(47ao) Off-Gas Flammability Control for a High Level Nuclear Waste Glass Melter System Based on Process Modeling and Pilot Testing

Off-Gas Flammability Control for

A High Level Nuclear Waste Glass Melter System

Based on Process Modeling and Pilot Testing

Alexander S. Choi

Savannah River National Laboratory

Aiken, SC 29808

In February 1996, the Defense Waste Processing Facility (DWPF) at the U.S. Department of Energy’s Savannah River Site (SRS) commenced its first radioactive operation to convert over 300 million liters of high level nuclear waste into a stable borosilicate glass matrix for a long-term storage in a geological repository.  At the heart of the DWPF operation is the joule-heated melter which converts a 50 wt% slurry feed containing pretreated waste and glass-forming frit into glass and the off-gas treatment system which removes volatile contaminants such as cesium and mercury from the melter exhaust. One of the critical safety requirements for the melter off-gas system is to maintain the concentration of flammable gases in the off-gas downstream of the Quencher below 60% of the lower flammability limit (LFL) under all operating conditions, while keeping the entire system under moderate vacuum.

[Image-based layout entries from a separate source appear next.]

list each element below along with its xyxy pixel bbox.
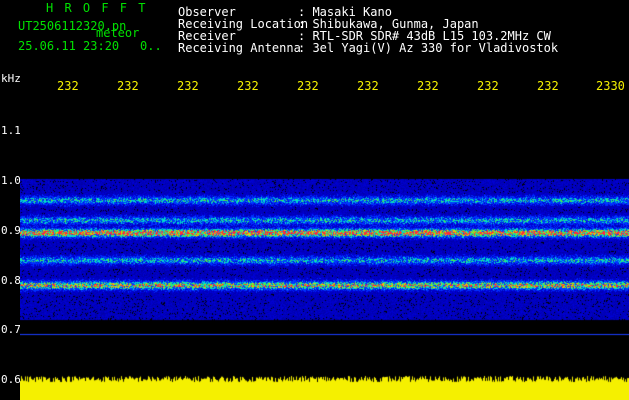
x-tick: 232 [297,79,319,93]
y-tick: 1.0 [1,174,21,187]
x-tick: 232 [417,79,439,93]
mode-label: meteor [96,26,140,40]
x-tick: 232 [177,79,199,93]
y-tick: 0.9 [1,224,21,237]
antenna-label: Receiving Antenna [178,41,301,55]
echo-count: 0.. [140,39,162,53]
y-tick: 1.1 [1,124,21,137]
y-tick: 0.7 [1,323,21,336]
app-title: H R O F F T [46,1,148,15]
spectrogram-canvas [20,100,629,400]
x-tick: 232 [537,79,559,93]
datetime: 25.06.11 23:20 [18,39,120,53]
y-axis-unit: kHz [1,72,21,85]
x-tick: 232 [357,79,379,93]
x-tick: 232 [237,79,259,93]
y-tick: 0.6 [1,373,21,386]
x-axis-ticks: 232 232 232 232 232 232 232 232 232 2330 [20,74,629,94]
y-tick: 0.8 [1,274,21,287]
antenna-value: : 3el Yagi(V) Az 330 for Vladivostok [298,41,559,55]
hrofft-screen: H R O F F T UT2506112320.pn meteor 25.06… [0,0,629,400]
x-tick: 232 [57,79,79,93]
x-tick: 232 [117,79,139,93]
x-tick: 232 [477,79,499,93]
x-tick: 2330 [596,79,625,93]
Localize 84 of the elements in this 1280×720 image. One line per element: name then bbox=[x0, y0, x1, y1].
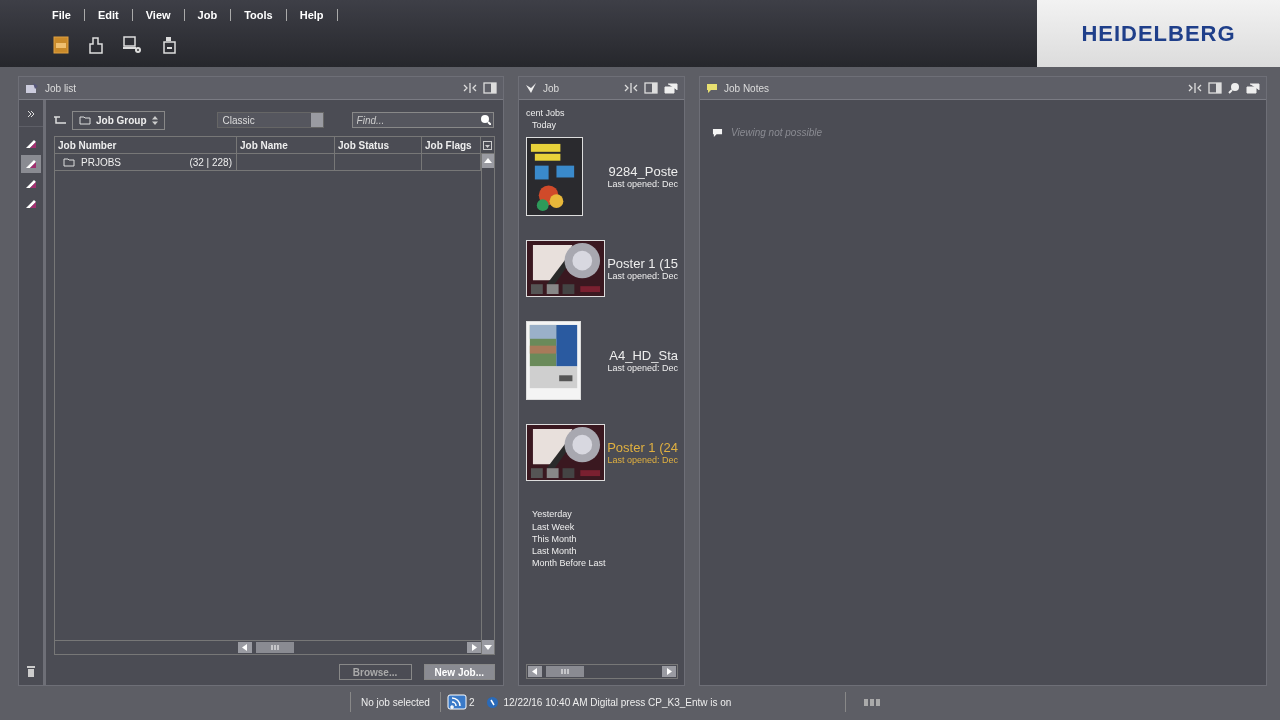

The original DWPF design for the melter off-gas flammability control was to monitor the concentration of flammable gases using the LFL analyzers and to interlock the feeding off when readings exceeded a preset limit.  However, it was shown during cold run tests that even after frequent calibration and maintenance these analyzers still were determined to be not reliable enough to function as a Safety Class instrument.  Furthermore, in the event of sudden off-gas surges that could lead to a significant spike in the flammable gas concentration, these LFL analyzers could not provide adequate protection against potential off-gas flammability, since the duration of surges is typically much shorter than the inherent time delay in the response of these analyzers.

As a result, all LFL analyzers and associated interlocks and alarms were removed, and a new strategy was adopted to mitigate potential off-gas flammability that is in compliance with the NFPA Code 69; it requires that all operating variables that can contribute to potential off-gas flammability be monitored, and necessary safety interlocks and operating procedures to control those variables be devised.  This paper describes a comprehensive method currently in place at the DWPF to monitor and control these variables using two process models; a steady state model that describes the batch-to-glass conversion chemistry and a transient model that describes the melter off-gas system dynamics and combustion kinetics of flammable gases. Some of the pilot test results that were used to develop and validate the model parameters are also covered briefly.